Otto mesi senza Matteo Vendramin, le parole della famiglia: “Continuiamo a sperare”

Il tempo passa inesorabile e di Matteo Vendramin non c’è ancora più traccia.

Sembra ieri quando, quel 7 ottobre, il giovane si allontanò dalla sua casa di Campolongo, quartiere di Conegliano, per fare una sosta di circa 4 ore a Rua di Feletto e poi sparire nel nulla.

Sono passati oramai 8 mesi da quel giorno e diventa sempre più difficile trovare le parole giuste per indicare  questa vicenda.

A scegliere quelle più idonee ci ha pensato zia Lucilla, in rappresentanza di tutta la famiglia del 32enne.
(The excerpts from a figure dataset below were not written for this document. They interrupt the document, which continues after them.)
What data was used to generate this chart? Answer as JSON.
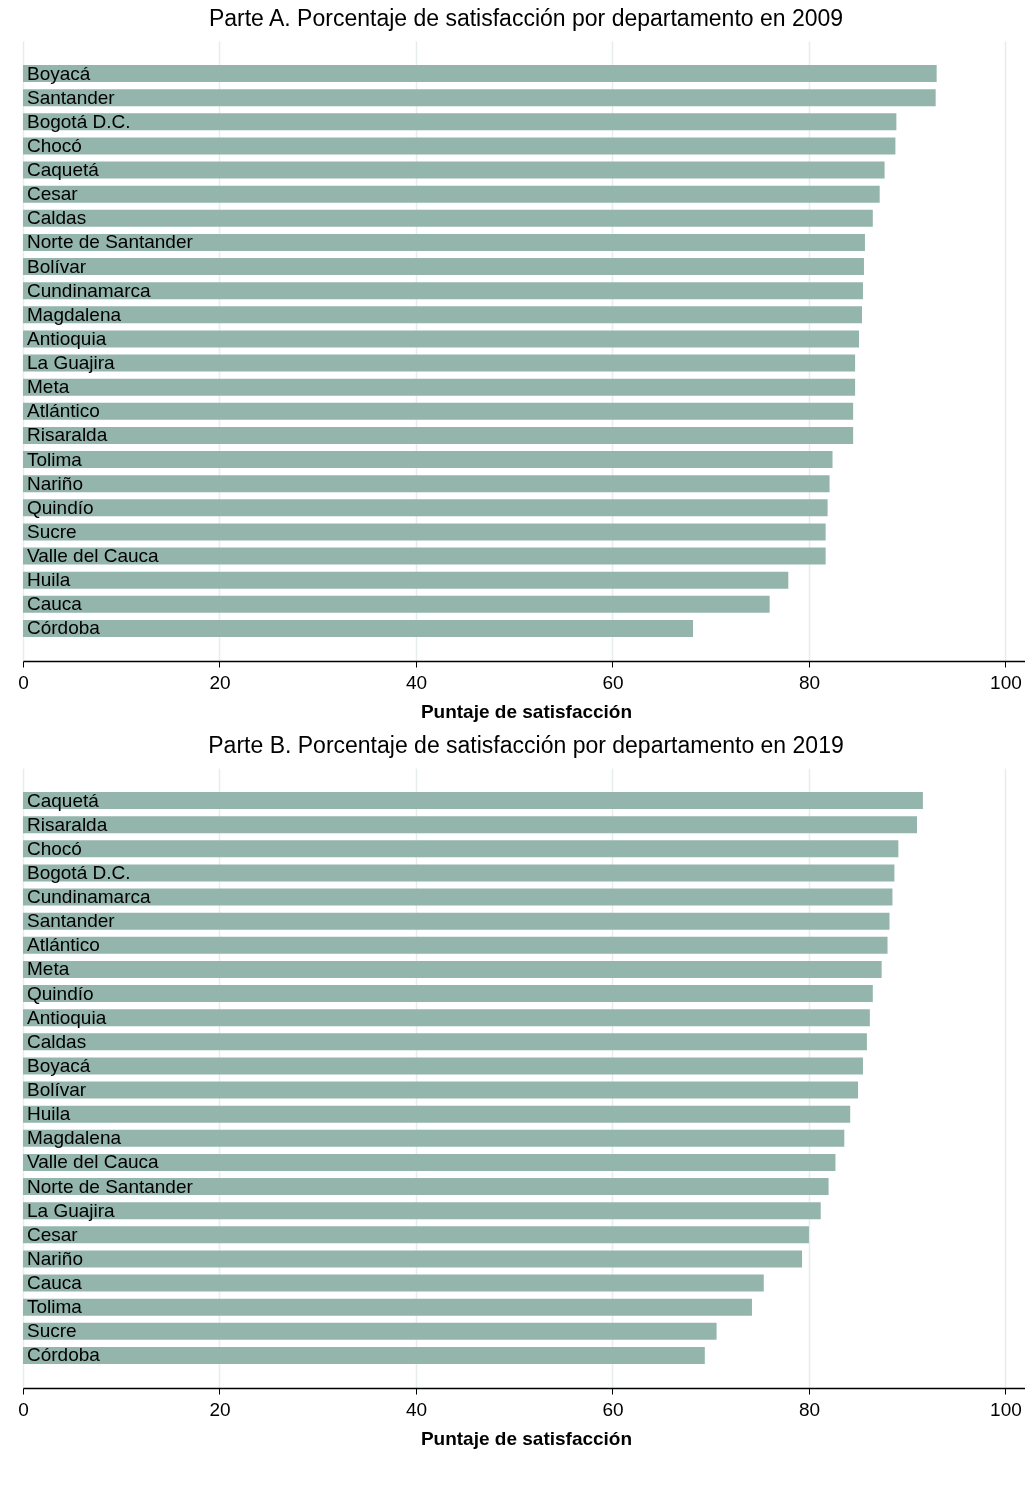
{
  "chart_data": [
    {
      "type": "bar",
      "orientation": "horizontal",
      "title": "Parte A. Porcentaje de satisfacción por departamento en 2009",
      "xlabel": "Puntaje de satisfacción",
      "categories": [
        "Boyacá",
        "Santander",
        "Bogotá D.C.",
        "Chocó",
        "Caquetá",
        "Cesar",
        "Caldas",
        "Norte de Santander",
        "Bolívar",
        "Cundinamarca",
        "Magdalena",
        "Antioquia",
        "La Guajira",
        "Meta",
        "Atlántico",
        "Risaralda",
        "Tolima",
        "Nariño",
        "Quindío",
        "Sucre",
        "Valle del Cauca",
        "Huila",
        "Cauca",
        "Córdoba"
      ],
      "values": [
        93.0,
        92.9,
        88.9,
        88.8,
        87.7,
        87.2,
        86.5,
        85.7,
        85.6,
        85.5,
        85.4,
        85.1,
        84.7,
        84.7,
        84.5,
        84.5,
        82.4,
        82.1,
        81.9,
        81.7,
        81.7,
        77.9,
        76.0,
        68.2
      ],
      "color": "#93b5ab",
      "xlim": [
        0,
        102.4
      ],
      "xticks": [
        0,
        20,
        40,
        60,
        80,
        100
      ],
      "grid": "x"
    },
    {
      "type": "bar",
      "orientation": "horizontal",
      "title": "Parte B. Porcentaje de satisfacción por departamento en 2019",
      "xlabel": "Puntaje de satisfacción",
      "categories": [
        "Caquetá",
        "Risaralda",
        "Chocó",
        "Bogotá D.C.",
        "Cundinamarca",
        "Santander",
        "Atlántico",
        "Meta",
        "Quindío",
        "Antioquia",
        "Caldas",
        "Boyacá",
        "Bolívar",
        "Huila",
        "Magdalena",
        "Valle del Cauca",
        "Norte de Santander",
        "La Guajira",
        "Cesar",
        "Nariño",
        "Cauca",
        "Tolima",
        "Sucre",
        "Córdoba"
      ],
      "values": [
        91.6,
        91.0,
        89.1,
        88.7,
        88.5,
        88.2,
        88.0,
        87.4,
        86.5,
        86.2,
        85.9,
        85.5,
        85.0,
        84.2,
        83.6,
        82.7,
        82.0,
        81.2,
        80.0,
        79.3,
        75.4,
        74.2,
        70.6,
        69.4
      ],
      "color": "#93b5ab",
      "xlim": [
        0,
        102.4
      ],
      "xticks": [
        0,
        20,
        40,
        60,
        80,
        100
      ],
      "grid": "x"
    }
  ]
}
“Purtroppo la scomparsa di Matteo è a tutt’oggi una tragedia avvolta nel buio più totale e per noi continua a essere un dolore totalizzante, che stravolge ogni certezza – ha detto la signora – Non esiste una parola per descrivere i sentimenti della famiglia dopo 8 interminabili mesi senza notizie”. 

“La scomparsa di Matteo ha rotto l’ordine naturale delle cose e ha lasciato in tutti un vuoto incolmabile – ha proseguito – Nonostante ciò, noi continuiamo a sperare che Matteo venga ritrovato, che le Forze dell’Ordine non smettano di utilizzare tutti i mezzi a loro disposizione, per continuare le ricerche perché è un nostro diritto sapere cos’è successo a Matteo”. 

“Per noi non si tratta solo di assenza, ma della percezione che una parte di noi sia stata strappata via – ha continuato – Nonostante ciò, vogliamo continuare ad avere fiducia che le ricerche sul campo continuino, perché in realtà l’assenza di tracce è di per sé un motivo più che valido per indagare su un’inspiegabile scomparsa”. 

“Chiediamo a chiunque dovesse incrociare Matteo, o averne notizie dirette o indirette, di chiamare subito il 112 o di contattare al 388 1122653 l’associazione Penelope Veneto – ha concluso – Vogliamo sempre fortemente ritrovare Matteo”.